Sometimes it's hard to tell if a tool is truly transformational or if we're just caught up in the "shiny-bright-wow-factor" of it.

Enter: The iPad.

Next week many early adopters will be standing in lines at Apple Stores across the country, waiting to get their hands on their new iPads (full disclosure: this includes me). Many will chide this early adoption as unwise. Some arguments make a lot of sense: wait until the "bugs" have been worked out; wait until there are more options (i.e., camera); wait until the price comes down. But all the arguments in the world won't turn us around. We simply can't wait.

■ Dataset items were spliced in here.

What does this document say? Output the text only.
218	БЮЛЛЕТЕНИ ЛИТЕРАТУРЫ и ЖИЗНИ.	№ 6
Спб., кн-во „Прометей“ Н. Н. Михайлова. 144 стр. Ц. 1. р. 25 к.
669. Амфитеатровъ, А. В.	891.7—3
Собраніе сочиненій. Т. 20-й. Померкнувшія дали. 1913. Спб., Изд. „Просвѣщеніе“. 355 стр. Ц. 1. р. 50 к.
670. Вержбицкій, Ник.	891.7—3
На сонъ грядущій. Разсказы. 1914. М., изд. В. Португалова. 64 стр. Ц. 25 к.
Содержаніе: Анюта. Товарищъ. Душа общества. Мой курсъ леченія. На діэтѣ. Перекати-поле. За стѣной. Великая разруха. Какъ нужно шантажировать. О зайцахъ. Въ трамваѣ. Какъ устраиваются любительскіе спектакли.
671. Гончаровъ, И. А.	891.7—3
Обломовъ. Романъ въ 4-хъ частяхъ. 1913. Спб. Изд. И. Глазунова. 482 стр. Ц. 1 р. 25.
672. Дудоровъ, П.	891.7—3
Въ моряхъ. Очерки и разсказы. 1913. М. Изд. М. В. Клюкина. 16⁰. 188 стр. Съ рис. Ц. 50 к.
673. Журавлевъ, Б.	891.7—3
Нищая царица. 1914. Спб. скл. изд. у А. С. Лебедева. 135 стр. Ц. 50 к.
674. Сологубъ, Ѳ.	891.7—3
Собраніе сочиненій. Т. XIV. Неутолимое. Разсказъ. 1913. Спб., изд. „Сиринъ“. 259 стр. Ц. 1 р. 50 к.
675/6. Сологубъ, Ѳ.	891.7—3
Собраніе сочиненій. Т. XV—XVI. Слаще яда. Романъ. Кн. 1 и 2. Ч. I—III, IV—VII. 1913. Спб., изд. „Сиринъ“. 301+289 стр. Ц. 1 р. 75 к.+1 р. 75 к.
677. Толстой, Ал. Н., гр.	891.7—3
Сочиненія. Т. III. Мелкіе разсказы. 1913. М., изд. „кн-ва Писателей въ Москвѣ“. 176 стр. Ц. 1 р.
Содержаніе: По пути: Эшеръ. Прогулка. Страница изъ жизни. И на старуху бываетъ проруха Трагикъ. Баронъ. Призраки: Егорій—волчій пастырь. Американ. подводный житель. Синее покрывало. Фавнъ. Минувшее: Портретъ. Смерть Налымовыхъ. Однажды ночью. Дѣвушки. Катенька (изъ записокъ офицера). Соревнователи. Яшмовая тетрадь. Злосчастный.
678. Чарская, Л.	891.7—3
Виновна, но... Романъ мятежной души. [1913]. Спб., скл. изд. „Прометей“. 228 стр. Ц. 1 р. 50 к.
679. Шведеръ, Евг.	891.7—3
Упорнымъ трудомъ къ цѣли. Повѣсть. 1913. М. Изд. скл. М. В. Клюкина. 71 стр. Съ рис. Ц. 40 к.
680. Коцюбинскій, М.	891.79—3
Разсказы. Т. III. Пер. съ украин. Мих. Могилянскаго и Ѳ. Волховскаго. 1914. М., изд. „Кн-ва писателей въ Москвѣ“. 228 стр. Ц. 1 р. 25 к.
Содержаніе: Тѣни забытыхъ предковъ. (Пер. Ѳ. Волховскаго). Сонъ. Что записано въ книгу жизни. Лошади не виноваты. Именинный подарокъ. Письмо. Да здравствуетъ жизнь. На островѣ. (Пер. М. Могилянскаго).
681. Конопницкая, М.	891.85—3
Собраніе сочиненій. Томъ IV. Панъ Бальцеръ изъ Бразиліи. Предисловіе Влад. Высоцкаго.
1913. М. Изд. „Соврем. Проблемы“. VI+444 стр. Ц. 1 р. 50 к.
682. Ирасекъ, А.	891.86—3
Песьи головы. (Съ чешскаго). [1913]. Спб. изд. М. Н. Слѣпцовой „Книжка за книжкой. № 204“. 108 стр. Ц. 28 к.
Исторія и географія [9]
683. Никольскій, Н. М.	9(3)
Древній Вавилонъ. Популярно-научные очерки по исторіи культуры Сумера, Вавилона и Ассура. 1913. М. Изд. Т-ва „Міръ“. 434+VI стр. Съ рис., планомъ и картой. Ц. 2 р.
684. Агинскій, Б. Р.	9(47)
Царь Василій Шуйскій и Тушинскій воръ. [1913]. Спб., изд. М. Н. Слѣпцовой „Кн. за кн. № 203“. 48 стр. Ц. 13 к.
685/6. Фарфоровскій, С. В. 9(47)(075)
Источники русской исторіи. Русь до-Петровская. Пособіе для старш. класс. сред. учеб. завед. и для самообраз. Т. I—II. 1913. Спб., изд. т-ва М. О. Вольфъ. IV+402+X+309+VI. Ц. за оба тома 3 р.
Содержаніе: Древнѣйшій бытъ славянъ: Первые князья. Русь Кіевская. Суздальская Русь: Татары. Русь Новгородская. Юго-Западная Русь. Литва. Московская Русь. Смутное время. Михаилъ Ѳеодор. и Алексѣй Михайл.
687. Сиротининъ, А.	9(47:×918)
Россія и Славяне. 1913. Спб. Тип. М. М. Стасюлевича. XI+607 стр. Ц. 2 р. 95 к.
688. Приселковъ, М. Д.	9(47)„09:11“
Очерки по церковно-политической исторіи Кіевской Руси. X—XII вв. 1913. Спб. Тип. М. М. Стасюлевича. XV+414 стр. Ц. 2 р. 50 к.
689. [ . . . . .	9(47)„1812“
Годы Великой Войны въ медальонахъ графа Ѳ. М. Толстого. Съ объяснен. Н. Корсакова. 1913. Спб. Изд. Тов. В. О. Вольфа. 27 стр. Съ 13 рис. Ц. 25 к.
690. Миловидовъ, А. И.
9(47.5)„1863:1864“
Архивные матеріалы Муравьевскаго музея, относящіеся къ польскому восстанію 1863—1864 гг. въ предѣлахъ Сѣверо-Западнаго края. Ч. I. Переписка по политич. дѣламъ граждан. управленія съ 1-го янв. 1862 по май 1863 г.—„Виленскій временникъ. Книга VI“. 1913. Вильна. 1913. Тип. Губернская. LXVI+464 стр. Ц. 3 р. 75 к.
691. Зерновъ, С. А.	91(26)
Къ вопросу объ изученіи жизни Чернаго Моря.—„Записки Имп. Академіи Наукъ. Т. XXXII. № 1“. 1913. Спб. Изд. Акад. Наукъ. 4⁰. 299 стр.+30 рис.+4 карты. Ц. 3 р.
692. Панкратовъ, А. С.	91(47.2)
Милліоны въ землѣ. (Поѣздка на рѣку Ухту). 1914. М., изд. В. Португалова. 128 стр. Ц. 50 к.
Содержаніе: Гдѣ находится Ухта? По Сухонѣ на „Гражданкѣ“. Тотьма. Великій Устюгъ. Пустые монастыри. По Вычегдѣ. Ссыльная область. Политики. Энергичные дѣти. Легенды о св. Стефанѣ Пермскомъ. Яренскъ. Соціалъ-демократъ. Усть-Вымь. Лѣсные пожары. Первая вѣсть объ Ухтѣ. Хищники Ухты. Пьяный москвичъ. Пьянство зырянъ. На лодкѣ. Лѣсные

"It's just a big iPhone," is what I hear many early critics protest. To which I say, "Yes!" In fact, I think the iPad will be much, much more than it's "younger sibling," but I am happy just to have a larger iPhone with which my aging eyes can read with ease, sitting on the couch, rather than killing my aging back sitting in my computer chair. A larger iPhone makes more sense to me than a tiny screen, and I have no doubt that at least 90% of my surfing will take place on the iPad in the very near future.

To me, it's an improvement by bringing together something that's been obvious since Smart Phones have come along ---people like reading the Internet away from the confines of their computers ---and something else that we've known for a long time ---people don't like to squint.

But... will it be transformational? Especially in the area of education?

I am of 2 "brains" when answering the question:

Brain #1—Yes, the iPad will be transformational in education because:

  • it will offer a more affordable tool than a complete laptop
  • it's portability will encourage experiential learning (can't you just envision a class standing out in the wetlands with their iPads, collecting data?)
  • it will offer new ways to engage students with text (look here for an example of "interactive text")
  • it will encourage "paperless" classrooms
  • it will ignite students' interest levels (as most new technology seems to do... at least initially)
  • it's "magical and revolutionary" qualities that Steve Jobs says it has will evolve and become more apparent

Brain #2—NO, the iPad will be not be transformational in education because:

  • we will continue to do the same old things that we've always done, just with an expensive, shiny, new toy
  • (also... it will be a "closed" tool, as opposed to an Open Source device, which could easily be hijacked by any number of Media Enterprises, including Textbook Companies... but that's a subject for a much longer post...)

I'm hoping Brain #2 is completely wrong, of course, but only time will tell.

What are your thoughts? Transformational or not?